C’est là ce que l’Alighieri, dans son érudition bornée, doit à l’antiquité grecque et latine. Il connut les poètes par Virgile, les philosophes par Platon et par ces échos atténués de Sunium qui retentissent encore dans le songe que Cicéron a prêté à Scipion. Remarquons cependant que Dante, tout en empruntant au paganisme quelques-uns de ses modèles pour les transporter dans la poésie chrétienne, ne s’attache qu’au côté grave, austère, qu’à ce que la mythologie pouvait encore offrir de grands tableaux à une imagination habituée aux pompes du catholicisme. Dès les origines de la poésie grecque, les voyages infernaux étaient devenus un lieu commun des épopées : la vengeance y conduisait Thésée ; Pollux y allait par amitié, Orphée par amour. Au temps de Plutarque, on y pénétrait par l’antre de Trophonius. À Athènes comme à Rome, chaque poète versifiait sa descente chez Pluton[1]. On dramatisait l’enfer tous les jours dans les mystères sacrés, dans les évocations, dans les cérémonies religieuses.

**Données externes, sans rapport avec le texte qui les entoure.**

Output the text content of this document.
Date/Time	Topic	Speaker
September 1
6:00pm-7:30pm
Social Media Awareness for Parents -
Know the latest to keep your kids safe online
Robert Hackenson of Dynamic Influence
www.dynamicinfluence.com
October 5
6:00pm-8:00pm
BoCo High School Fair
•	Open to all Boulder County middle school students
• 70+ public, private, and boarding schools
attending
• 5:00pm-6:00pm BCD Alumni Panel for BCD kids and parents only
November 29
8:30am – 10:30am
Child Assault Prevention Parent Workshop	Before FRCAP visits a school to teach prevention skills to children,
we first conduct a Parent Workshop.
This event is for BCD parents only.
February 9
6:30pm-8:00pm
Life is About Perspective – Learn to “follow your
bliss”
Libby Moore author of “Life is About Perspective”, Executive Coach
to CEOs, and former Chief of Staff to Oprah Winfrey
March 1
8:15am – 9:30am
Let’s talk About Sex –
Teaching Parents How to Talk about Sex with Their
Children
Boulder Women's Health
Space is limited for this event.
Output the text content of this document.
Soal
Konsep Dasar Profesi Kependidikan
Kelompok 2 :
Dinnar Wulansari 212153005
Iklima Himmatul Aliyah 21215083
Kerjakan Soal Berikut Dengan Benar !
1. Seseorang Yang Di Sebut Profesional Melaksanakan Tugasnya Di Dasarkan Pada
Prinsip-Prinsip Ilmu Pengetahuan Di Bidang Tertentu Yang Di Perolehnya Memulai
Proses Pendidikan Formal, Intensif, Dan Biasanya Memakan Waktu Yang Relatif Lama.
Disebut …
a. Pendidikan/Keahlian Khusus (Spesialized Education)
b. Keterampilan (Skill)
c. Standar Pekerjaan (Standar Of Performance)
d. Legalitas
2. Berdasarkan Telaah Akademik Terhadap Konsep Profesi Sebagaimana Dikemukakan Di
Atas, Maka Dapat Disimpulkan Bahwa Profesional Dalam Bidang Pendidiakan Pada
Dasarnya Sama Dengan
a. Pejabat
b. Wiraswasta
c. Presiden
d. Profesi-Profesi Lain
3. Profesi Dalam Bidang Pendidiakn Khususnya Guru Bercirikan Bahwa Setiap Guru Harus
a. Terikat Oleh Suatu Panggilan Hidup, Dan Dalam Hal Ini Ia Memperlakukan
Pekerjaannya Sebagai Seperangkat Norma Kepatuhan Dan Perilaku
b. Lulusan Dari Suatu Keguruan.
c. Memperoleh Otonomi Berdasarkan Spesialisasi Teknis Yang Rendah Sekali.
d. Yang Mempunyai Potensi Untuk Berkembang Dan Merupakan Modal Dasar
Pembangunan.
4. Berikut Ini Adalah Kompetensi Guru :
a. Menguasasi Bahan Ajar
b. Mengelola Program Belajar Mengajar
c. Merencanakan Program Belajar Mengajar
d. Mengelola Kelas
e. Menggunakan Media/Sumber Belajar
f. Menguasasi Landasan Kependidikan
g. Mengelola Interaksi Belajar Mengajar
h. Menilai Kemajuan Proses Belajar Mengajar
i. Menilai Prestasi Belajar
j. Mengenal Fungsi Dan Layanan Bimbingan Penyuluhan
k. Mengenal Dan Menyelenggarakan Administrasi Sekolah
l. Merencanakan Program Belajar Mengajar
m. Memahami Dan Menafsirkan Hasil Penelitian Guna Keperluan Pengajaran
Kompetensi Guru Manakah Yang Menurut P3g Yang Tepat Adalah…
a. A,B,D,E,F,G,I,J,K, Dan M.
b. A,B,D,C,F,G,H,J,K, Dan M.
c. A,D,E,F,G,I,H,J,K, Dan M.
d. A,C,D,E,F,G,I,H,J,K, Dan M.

Virgile nous l’a dit : Facilis descensus Averno, et il en savait quelque chose puisque dans le Culex il trouve moyen de faire accomplir ce voyage à un moucheron. Mais, qu’on veuille bien le remarquer, l’autre monde, chez les anciens, est surtout une affaire d’art, une sorte de conte mythologique qu’on permet aux poètes de chanter, et dont chacun rit dans la vie pratique. La dégradation s’achève avec la venue de l’empire romain, et, dès-lors, c’est tout-à-fait une exception que la bonne foi de Thespésius et de son biographe. Personne ne se cache ; on fait montre, au contraire, d’incrédulité sur la vie future. Les sarcasmes de Lucrèce sont de mode ; pour le poète Sénèque, il n’y a dans tout cela que de vains mots, pour Juvénal, des contes dignes des enfans en nourrice. C’est surtout dans les dialogues de Lucien qu’il faut voir avec quelle légèreté le scepticisme païen en était arrivé à parler de l’immortalité. Pour ce précurseur de Voltaire, l’autre monde n’est qu’un prétexte de satire contre ce monde-ci. Qu’on se rappelle seulement cette Nécyomantie dans laquelle Ménippe est conduit

  1. On peut consulter la thèse latine de M. Ozanam sur les descentes aux enfers chez les poètes anciens. — Dans les notes de son livre sur Dante, le même écrivain, a aussi donné de sommaires indications sur le cycle chrétien des visions antérieures à l’Alighieri. C’est, avec un court travail de Foscolo (Edinburgh Review, sept., 1818), la seule dissertation que je connaisse sur ce point curieux d’histoire littéraire.